With efforts to add an exception to the W3C's royalty-free policy at an apparent standstill, advocates see in a newly formed working group the opportunity to prevent the incorporation of patented technologies in IETF drafts.

The push to spread the royalty-free religion to the IETF has cheered engineers and standards advocates who oppose the adoption of patented technologies.

"I'm hoping that the IETF follows the W3C's lead," said Carl Cargill, director of standards for Sun Microsystems. "You can't have a network with a lot of royalties. That has an enormously chilling effect on invention and use, because if you don't know how much you're going to be charged, you'll probably use something else."

The IETF formed its new intellectual property rights (IPR) working group following a contentious meeting in Yokohama, Japan, this summer in which participants questioned the IETF's current policy that neither restricts nor discourages the use of patented technology in standards.

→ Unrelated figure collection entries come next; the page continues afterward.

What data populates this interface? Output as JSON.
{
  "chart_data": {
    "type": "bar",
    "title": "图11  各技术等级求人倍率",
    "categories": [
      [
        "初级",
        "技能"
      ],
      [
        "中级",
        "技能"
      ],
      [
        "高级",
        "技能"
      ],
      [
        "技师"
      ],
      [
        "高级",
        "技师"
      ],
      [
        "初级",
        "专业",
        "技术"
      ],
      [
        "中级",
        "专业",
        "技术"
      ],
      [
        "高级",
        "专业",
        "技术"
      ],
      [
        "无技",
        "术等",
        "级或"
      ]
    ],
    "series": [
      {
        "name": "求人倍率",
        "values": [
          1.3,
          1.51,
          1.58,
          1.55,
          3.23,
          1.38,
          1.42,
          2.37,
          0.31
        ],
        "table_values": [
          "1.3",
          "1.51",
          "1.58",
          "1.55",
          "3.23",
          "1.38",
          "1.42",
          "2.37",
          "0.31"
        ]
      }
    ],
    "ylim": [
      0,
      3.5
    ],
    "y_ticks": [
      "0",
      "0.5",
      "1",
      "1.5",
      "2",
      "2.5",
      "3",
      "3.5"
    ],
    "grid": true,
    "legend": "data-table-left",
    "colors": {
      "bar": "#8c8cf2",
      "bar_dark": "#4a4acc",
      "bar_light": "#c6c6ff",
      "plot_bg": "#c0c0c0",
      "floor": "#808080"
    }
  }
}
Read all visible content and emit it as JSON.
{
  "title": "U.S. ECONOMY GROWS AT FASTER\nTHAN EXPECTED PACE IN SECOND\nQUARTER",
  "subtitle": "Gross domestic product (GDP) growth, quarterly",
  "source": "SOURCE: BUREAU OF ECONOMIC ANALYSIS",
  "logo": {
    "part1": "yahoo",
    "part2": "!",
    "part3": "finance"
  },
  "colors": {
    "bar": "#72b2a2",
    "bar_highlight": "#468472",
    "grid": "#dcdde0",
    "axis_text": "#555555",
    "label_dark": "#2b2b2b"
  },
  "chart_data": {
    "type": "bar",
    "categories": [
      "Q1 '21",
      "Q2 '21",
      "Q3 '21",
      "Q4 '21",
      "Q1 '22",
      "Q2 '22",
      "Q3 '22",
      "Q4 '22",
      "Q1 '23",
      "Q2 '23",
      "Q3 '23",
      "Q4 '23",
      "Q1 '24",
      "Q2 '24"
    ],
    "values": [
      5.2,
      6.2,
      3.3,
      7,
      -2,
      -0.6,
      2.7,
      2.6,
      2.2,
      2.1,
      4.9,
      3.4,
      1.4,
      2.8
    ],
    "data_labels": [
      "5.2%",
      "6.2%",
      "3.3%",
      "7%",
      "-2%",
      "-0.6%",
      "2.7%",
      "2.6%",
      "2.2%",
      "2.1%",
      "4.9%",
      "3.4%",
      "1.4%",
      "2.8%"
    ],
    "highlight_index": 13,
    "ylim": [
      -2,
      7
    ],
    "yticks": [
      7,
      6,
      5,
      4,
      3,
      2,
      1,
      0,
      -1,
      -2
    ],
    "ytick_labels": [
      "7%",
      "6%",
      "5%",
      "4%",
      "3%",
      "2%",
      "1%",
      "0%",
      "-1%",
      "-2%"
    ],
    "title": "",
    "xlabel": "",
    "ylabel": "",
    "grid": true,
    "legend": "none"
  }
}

The meeting was called with the specific goal of clarifying certain aspects of the IETF's current policy, rather than changing it to reflect a royalty-free bias or restriction. But anti-patent speakers at the meeting were vocal in their support of the fundamental shift away from patented contributions.

"All of these documents with respect to licensing terms refer to reasonable and nondiscriminatory (RAND)," said one participant. "'Reasonable and nondiscriminatory' doesn't really mean very much. What's reasonable to one person is unreasonable to another...There should be some guidance to working groups."

The W3C has been reviewing its royalty-free policy under the glare of publicity for the past year, following a controversial attempt to push through an exception to the policy. The exception would be for the RAND licenses referred to by the Yokohama meeting participant.

Patent protest
The effort to modify the W3C policy has withered in the heat of public protest, primarily by individual engineers and those representing smaller companies--whose patent portfolios cannot compete with the likes of Microsoft and IBM--but also by large companies like Sun that object in principle to patents in standards.

The IETF's current policy offers no particular guidance to working groups contemplating the implementation of patented technologies. Instead, it mandates that members disclose whether technologies they submit for inclusion in IETF drafts are "encumbered" by patents. The new working group's primary task is to eliminate confusion over the disclosure requirement.

Failure by standards organization members to disclose intellectual property restrictions to their contributions has landed some companies in hot water with federal courts and agencies. Rambus, for example, is the target of several lawsuits alleging it failed to make appropriate disclosures, including a recent suit by the Federal Trade Commission.

The IETF's current patent-agnostic policy, which dates from 1996, won out over a competing clause that would have discouraged the adoption of patented technologies while permitting them at a working group's discretion.

While the new working group is not assigned to examine an IETF ban on patented technologies, it does leave the door open to re-evaluate the current policy permitting their use.

"There's a substantial part of the community that doesn't like patents at all and wants to avoid using them at all, to go back to the original standard," said Steve Bellovin, a researcher at AT&T Labs Research in Florham Park, N.J., and co-chair of the IETF's IPR working group. "If the WG determines that there should be a change, we'll recharter and try to broaden our membership--this is an issue that affects the whole IETF, so we need very broad consensus."